Ces accords, paraphés respectivement en 2017 et 2013, sont sans lien avec les conflits que traversent ces États actuellement, mais ils revêtent aujourd'hui une portée symbolique.

II. LE CONTENU DES ACCORDS SUR LA CRÉATION D'UN ESPACE AÉRIEN AVEC L'ARMÉNIE ET L'UKRAINE

L'accord avec l'Arménie a été rapidement conclu puisqu'une seule rencontre a été nécessaire pour parvenir à un accord. En revanche, les négociations avec l'Ukraine ont été plus longues en raison de la question des certifications dans le domaine de la sécurité auxquelles sont soumis les constructeurs aéronautique s ukrainiens.

Les accords sur la création d'un espace aérien avec l'Arménie et l'Ukraine répondent aux standards des autres accords conclus avec les pays du voisinage. Seul celui avec l'Ukraine comporte des clauses spécifiques, dues au fait que l'Ukraine dispose d'une industrie aéronautique importante.

Autre différence, la France et l'Ukraine étaient précédemment liées par un accord bilatéral, ce qui n'était pas le cas avec l'Arménie.

Leur structure diffère, quatre années séparant leur rédaction, mais leurs contenus restent très proches, et surtout, conformes aux autres accords de ce type conclus avec les pays du voisinage de l'Union européenne.

En outre, les deux accords prévoient une application provisoire à compter de leurs signatures, soit depuis le 15 novembre 2021 pour l'Arménie et depuis le 12 octobre 2021 pour l'Ukraine.

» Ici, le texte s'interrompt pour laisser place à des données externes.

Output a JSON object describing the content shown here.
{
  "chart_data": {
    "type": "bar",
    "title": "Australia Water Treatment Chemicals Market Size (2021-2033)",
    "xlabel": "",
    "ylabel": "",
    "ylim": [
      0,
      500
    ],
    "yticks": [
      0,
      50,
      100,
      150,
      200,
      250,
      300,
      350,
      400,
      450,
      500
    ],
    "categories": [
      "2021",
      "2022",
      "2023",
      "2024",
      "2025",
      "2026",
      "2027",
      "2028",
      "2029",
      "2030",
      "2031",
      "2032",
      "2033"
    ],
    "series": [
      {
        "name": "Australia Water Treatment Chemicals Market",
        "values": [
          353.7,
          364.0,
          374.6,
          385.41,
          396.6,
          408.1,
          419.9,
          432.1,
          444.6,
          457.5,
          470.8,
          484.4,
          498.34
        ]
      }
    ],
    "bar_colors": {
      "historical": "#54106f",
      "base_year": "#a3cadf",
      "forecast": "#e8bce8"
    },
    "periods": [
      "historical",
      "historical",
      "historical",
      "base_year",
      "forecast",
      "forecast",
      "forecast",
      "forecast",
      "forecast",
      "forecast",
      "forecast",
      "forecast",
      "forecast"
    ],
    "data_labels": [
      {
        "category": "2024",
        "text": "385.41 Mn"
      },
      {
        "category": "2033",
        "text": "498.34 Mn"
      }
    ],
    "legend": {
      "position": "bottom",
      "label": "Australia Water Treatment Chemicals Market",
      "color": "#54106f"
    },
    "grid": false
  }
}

A. DISPOSITIONS ÉCONOMIQUES

Ces dispositions sont traitées dans le Titre I dans l'accord avec l'Arménie et dans le Titre III dans celui qui concerne l'Ukraine.

Il s'agit principalement de l'octroi des droits commerciaux : les transporteurs européens pourront desservir, au départ de tout aéroport de l'Union européenne, tout aéroport d'Arménie ou d'Ukraine (droits dits de 3ème et 4ème liberté). Ces droits sont réciproques : une compagnie aérienne arménienne ou ukrainienne pourra opérer des vols directs illimités vers n'importe quel point de l'Union européenne.

Toutefois, ces droits nécessitent d'être en conformité avec les normes de sécurité, ce qui n'est pas le cas des compagnies arméniennes. Celles-ci pourront tout de même affréter une compagnie aérienne d'un autre pays qui remplit ces normes pour utiliser les droits aériens prévus par l'accord.

Enfin, lorsque l'Arménie et l'Ukraine auront atteint un niveau suffisant d'application de l'acquis communautaire, attesté par les évaluations périodiques des services de la Commission, les transporteurs européens pourront effectuer des vols via un point intermédiaire dans certains États tiers, ou au-delà de l'Arménie ou de l'Ukraine, vers des États tiers (droits de 5ème liberté).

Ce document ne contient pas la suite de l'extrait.